Multiclass Classification
If the intent is to make the model perform the following multiclass classification task, where the output is only one integer corresponding to one class, and all possible classes are mutually exclusive (thus output can only be one class at a time)
Schematic
input -> model -> output
------------------------
audio -> model -> most likely emotion class of 6
Then you can simply take that data table, and calculate the argmax of values across the 6 emotion columns
import numpy as np
# Making example data
dat = np.random.rand(4,6)
ex = np.vstack([dat, np.zeros(6)])
# Find all rows with the same values in each column (e.g. all zeros, no argmax)
idx_of_all_same = (ex == ex[:, 0:1]).all(1).reshape(-1,1)
# Argmax across all emotion columns to find most likely emotion
label_encs = ex.argmax(1).reshape(-1,1)
# Assign a unique value for when emotions all the same value (no argmax, defaults to zero)
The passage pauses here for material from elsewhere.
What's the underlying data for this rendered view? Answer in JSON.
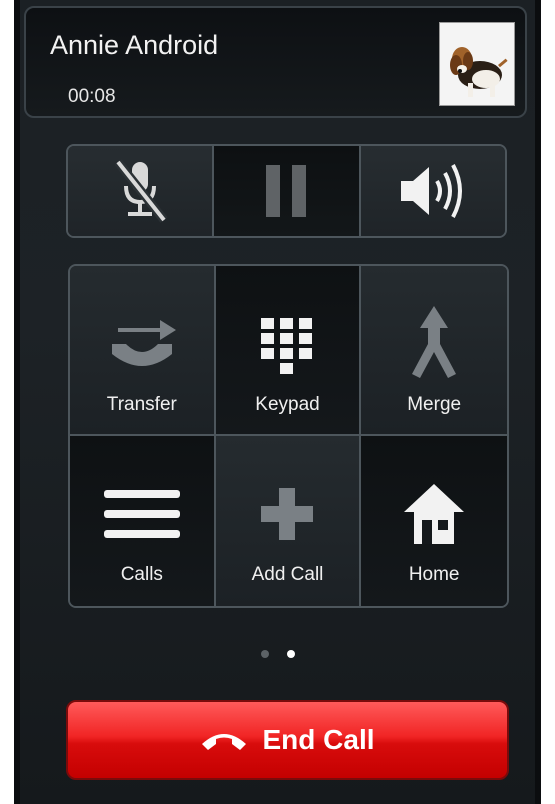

label_encs[idx_of_all_same] = 7
# Append the label_encs as a new column to the original data
new_ex = np.hstack([ex, label_encs])
# If pandas dataframe
# df['Emotion Index'] = label_encs
These integers can now serve as the class label that your classifier will predict.
Multi-label Classification
Multilabel classification is different from multiclass classification in that it has multiple outputs, each as their own (potentially multiclass) classification output. In your case, the most outputs you'd have would be 6, one for each emotion, and the output labels would either be continuous for regression, to specify the strength of the emotion, or would be logistic regression for binary classification: 0 for none of that emotion and 1 for the presence of that emotion.
If subsets of emotions were mutually exclusive, then you'd have less than 6 outputs, and the outputs that correspond to those that are mutually exclusive would be multiclass classification outputs.
This would probably be trained as a multi-task problem, and typically is more nuanced to code up correctly, and to get it to train well.